Attendees raised similar concerns to those voiced by neighbors of the Hesperus Solar Project. That project, which has been proposed by a for-profit solar company, is slated to occupy 1,900 acres. Harms sought to differentiate between to two, noting the significantly smaller footprint of this project.

La Plata Electric Association is seeking approval to build a 9-acre solar project south of Durango adjacent to the Sunnyside Elementary School and Sunnyside substation. (Courtesy of La Plata Electric Association)

Like the Hesperus project, Harms said the site for the Sunnyside array was chosen because of its proximity to an existing power substation.

Solar projects are often sited with substation locations in mind. Without one nearby, developers are forced to install expensive intruding power lines to transmit electricity from the panels.

One concerned resident asked if LPEA intended to eventually cover the remaining acreage with panels. Harms said LPEA had no plans to do so at the moment, but that it was a possibility if there are changes to the Tri-State contract allowing the co-op to generate more of its own power.
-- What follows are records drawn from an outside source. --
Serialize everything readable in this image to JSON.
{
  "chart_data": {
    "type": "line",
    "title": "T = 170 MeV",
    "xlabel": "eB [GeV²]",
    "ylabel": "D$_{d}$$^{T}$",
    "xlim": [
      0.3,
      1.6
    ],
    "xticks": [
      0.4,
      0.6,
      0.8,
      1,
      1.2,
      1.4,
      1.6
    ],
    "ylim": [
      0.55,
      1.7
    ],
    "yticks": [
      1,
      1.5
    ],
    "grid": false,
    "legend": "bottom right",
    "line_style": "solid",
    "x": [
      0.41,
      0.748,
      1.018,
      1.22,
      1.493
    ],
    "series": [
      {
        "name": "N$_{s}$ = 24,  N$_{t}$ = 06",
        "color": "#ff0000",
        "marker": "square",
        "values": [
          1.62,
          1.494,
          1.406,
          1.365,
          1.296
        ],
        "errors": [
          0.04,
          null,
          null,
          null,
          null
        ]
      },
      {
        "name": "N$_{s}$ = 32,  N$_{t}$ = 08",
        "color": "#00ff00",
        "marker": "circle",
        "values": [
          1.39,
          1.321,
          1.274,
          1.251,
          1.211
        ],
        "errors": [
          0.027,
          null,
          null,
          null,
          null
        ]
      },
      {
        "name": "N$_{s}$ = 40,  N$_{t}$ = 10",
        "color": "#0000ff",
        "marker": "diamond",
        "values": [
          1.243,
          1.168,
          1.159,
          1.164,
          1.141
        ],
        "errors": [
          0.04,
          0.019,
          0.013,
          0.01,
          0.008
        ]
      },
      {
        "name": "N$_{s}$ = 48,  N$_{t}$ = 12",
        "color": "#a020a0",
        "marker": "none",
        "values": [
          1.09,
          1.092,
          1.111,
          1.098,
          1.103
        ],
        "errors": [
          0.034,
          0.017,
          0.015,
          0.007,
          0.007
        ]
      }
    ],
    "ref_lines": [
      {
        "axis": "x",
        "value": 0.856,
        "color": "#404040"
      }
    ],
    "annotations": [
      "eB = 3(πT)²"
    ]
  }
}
Other neighbors brought up concerns about the visual impact of the panels, which sit about 4½ feet off the ground. The highest edge of the panels will reach about 9 feet when the panels tilt toward the sun. The installation will be surrounded by an 8-foot game fence.

Harms said the project has only a handful of neighbors who could be visually impacted by the project, and he intends to meet with them individually next week.

Because the project is a public utility, it is subject to the location and extent review process. The substation was approved through a minor land-use permit under the previous code in 2008.

The approval process is less arduous than others in the code. After Wednesday’s community meeting, the project will go before the Planning Commission on June 22 for a decision.

Planning Commission meetings are held at 6 p.m. in the County Administration Building Board Room located at 1101 East Second Ave.